Cattlemen, woolgrowers, anglers, hikers and hunters will continue to enjoy Bear Trap Meadows in the Big Horn Mountains, thanks to a conservation easement completed by the Wyoming Stock Growers Land Trust (WSGLT) with the support of Johnson County ag organizations, the Wyoming Wildlife and Natural Resource Trust and the Natural Resources Conservation Service.

The project conserves a historic stock rest in western Johnson County that has been used by agricultural producers for almost a century. 

Located high in the southern Big Horn Mountains near the headwaters of Bear Trap Creek, ranchers in the region rely on the area as a stopover for rest for their cattle and sheep while driving them to summer grazing pastures. 

More than 20,000 head of livestock trail through annually, benefitting from the area’s plentiful water and forage. Under the terms of the agreement, the land and the stock rest will be conserved in perpetuity.

The appeal of Bear Trap Meadows extends beyond agricultural uses. According to landowner Bruce Pheasant, a Kaycee rancher, hundreds of recreational users from the U.S. and abroad enjoy the landscape each year, including its remarkable trout fishing. 

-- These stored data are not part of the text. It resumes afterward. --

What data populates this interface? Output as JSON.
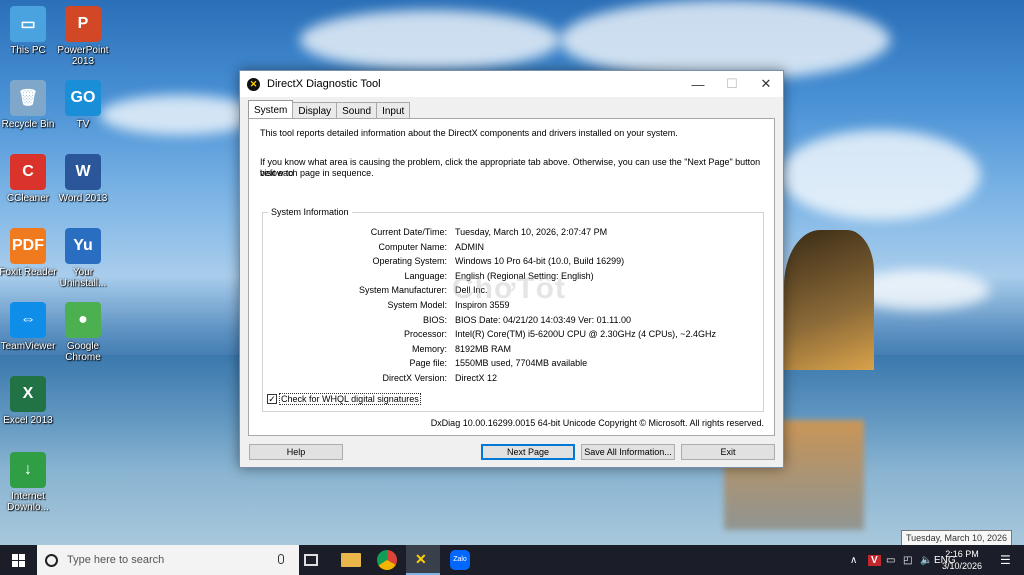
{
  "desktop": {
    "icons": [
      {
        "label": "This PC",
        "icon": "this-pc-icon",
        "color": "#4aa3df",
        "glyph": "▭"
      },
      {
        "label": "PowerPoint 2013",
        "icon": "powerpoint-icon",
        "color": "#d24726",
        "glyph": "P"
      },
      {
        "label": "Recycle Bin",
        "icon": "recycle-bin-icon",
        "color": "#7fa7c9",
        "glyph": "🗑"
      },
      {
        "label": "TV",
        "icon": "gotv-icon",
        "color": "#1a8fd8",
        "glyph": "GO"
      },
      {
        "label": "CCleaner",
        "icon": "ccleaner-icon",
        "color": "#d9332b",
        "glyph": "C"
      },
      {
        "label": "Word 2013",
        "icon": "word-icon",
        "color": "#2b579a",
        "glyph": "W"
      },
      {
        "label": "Foxit Reader",
        "icon": "foxit-icon",
        "color": "#f07a1e",
        "glyph": "PDF"
      },
      {
        "label": "Your Uninstall...",
        "icon": "your-uninstaller-icon",
        "color": "#2a6ec2",
        "glyph": "Yu"
      },
      {
        "label": "TeamViewer",
        "icon": "teamviewer-icon",
        "color": "#0e8ee9",
        "glyph": "⇔"
      },
      {
        "label": "Google Chrome",
        "icon": "chrome-icon",
        "color": "#4caf50",
        "glyph": "●"
      },
      {
        "label": "Excel 2013",
        "icon": "excel-icon",
        "color": "#217346",
        "glyph": "X"
      },
      {
        "label": "Internet Downlo...",
        "icon": "idm-icon",
        "color": "#2f9e44",
        "glyph": "↓"
      }
    ]
  },
  "dialog": {
    "title": "DirectX Diagnostic Tool",
    "tabs": [
      "System",
      "Display",
      "Sound",
      "Input"
    ],
    "active_tab": "System",
    "intro1": "This tool reports detailed information about the DirectX components and drivers installed on your system.",
    "intro2a": "If you know what area is causing the problem, click the appropriate tab above.  Otherwise, you can use the \"Next Page\" button below to",
    "intro2b": "visit each page in sequence.",
    "group_title": "System Information",
    "rows": [
      {
        "key": "Current Date/Time:",
        "value": "Tuesday, March 10, 2026, 2:07:47 PM"
      },
      {
        "key": "Computer Name:",
        "value": "ADMIN"
      },
      {
        "key": "Operating System:",
        "value": "Windows 10 Pro 64-bit (10.0, Build 16299)"
      },
      {
        "key": "Language:",
        "value": "English (Regional Setting: English)"
      },
      {
        "key": "System Manufacturer:",
        "value": "Dell Inc."
      },
      {
        "key": "System Model:",
        "value": "Inspiron 3559"
      },
      {
        "key": "BIOS:",
        "value": "BIOS Date: 04/21/20 14:03:49 Ver: 01.11.00"
      },
      {
        "key": "Processor:",
        "value": "Intel(R) Core(TM) i5-6200U CPU @ 2.30GHz (4 CPUs), ~2.4GHz"
      },
      {
        "key": "Memory:",
        "value": "8192MB RAM"
      },
      {
        "key": "Page file:",
        "value": "1550MB used, 7704MB available"
      },
      {
        "key": "DirectX Version:",
        "value": "DirectX 12"
      }
    ],
    "whql_label": "Check for WHQL digital signatures",
    "whql_checked": true,
    "footer": "DxDiag 10.00.16299.0015 64-bit Unicode  Copyright © Microsoft. All rights reserved.",
    "buttons": {
      "help": "Help",
      "next_page": "Next Page",
      "save_all": "Save All Information...",
      "exit": "Exit"
    }
  },
  "watermark": "ChợTốt",
  "taskbar": {
    "search_placeholder": "Type here to search",
    "clock_time": "2:16 PM",
    "clock_date": "3/10/2026",
    "tooltip": "Tuesday, March 10, 2026",
    "tray_lang": "ENG"
  }
}
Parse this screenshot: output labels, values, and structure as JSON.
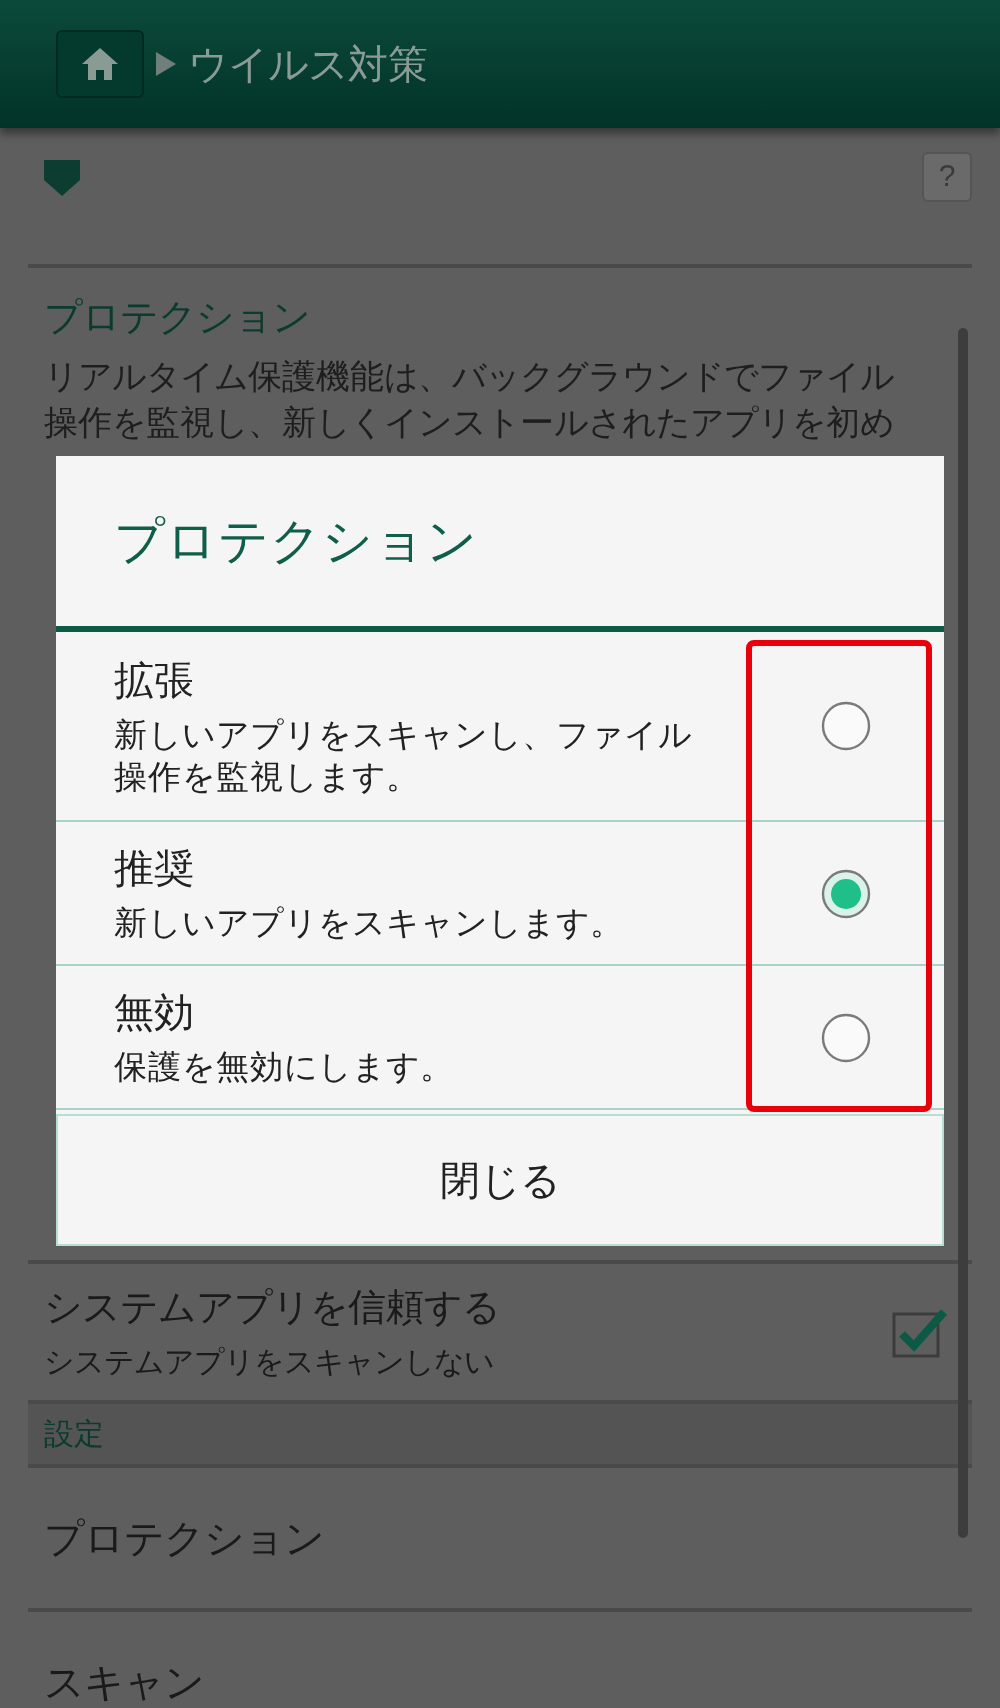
{
  "header": {
    "breadcrumb": "ウイルス対策"
  },
  "help_button": "?",
  "protection_section": {
    "title": "プロテクション",
    "description": "リアルタイム保護機能は、バックグラウンドでファイル操作を監視し、新しくインストールされたアプリを初め"
  },
  "trust_row": {
    "title": "システムアプリを信頼する",
    "subtitle": "システムアプリをスキャンしない",
    "checked": true
  },
  "settings": {
    "header": "設定",
    "items": [
      "プロテクション",
      "スキャン"
    ]
  },
  "dialog": {
    "title": "プロテクション",
    "options": [
      {
        "label": "拡張",
        "description": "新しいアプリをスキャンし、ファイル操作を監視します。",
        "selected": false
      },
      {
        "label": "推奨",
        "description": "新しいアプリをスキャンします。",
        "selected": true
      },
      {
        "label": "無効",
        "description": "保護を無効にします。",
        "selected": false
      }
    ],
    "close_button": "閉じる"
  }
}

Through the “bargain sale” of a conservation easement, the Pheasant family will preserve the property in its current and historic use as a stock rest. 

The Pheasant family generously donated a significant portion of the fair market value of the conservation easement, and the partners listed above contributed to the reduced purchase price.  

In addition, the family has worked out an agreement with the Wyoming Game and Fish Department that allows the public to continue to fish on the property.

“It’s a little piece of paradise,” Pheasant said. “The easement is going to help so many people in so many ways.”  

Bear Trap Meadows is about 30 miles from Kaycee and is accessed by roads from Kaycee, Buffalo, Ten Sleep and Casper.

“This land plays such a central role in so many peoples’ lives,” Pheasant said. “The conservation easement is not just for me or my family. It’s for everyone to enjoy.”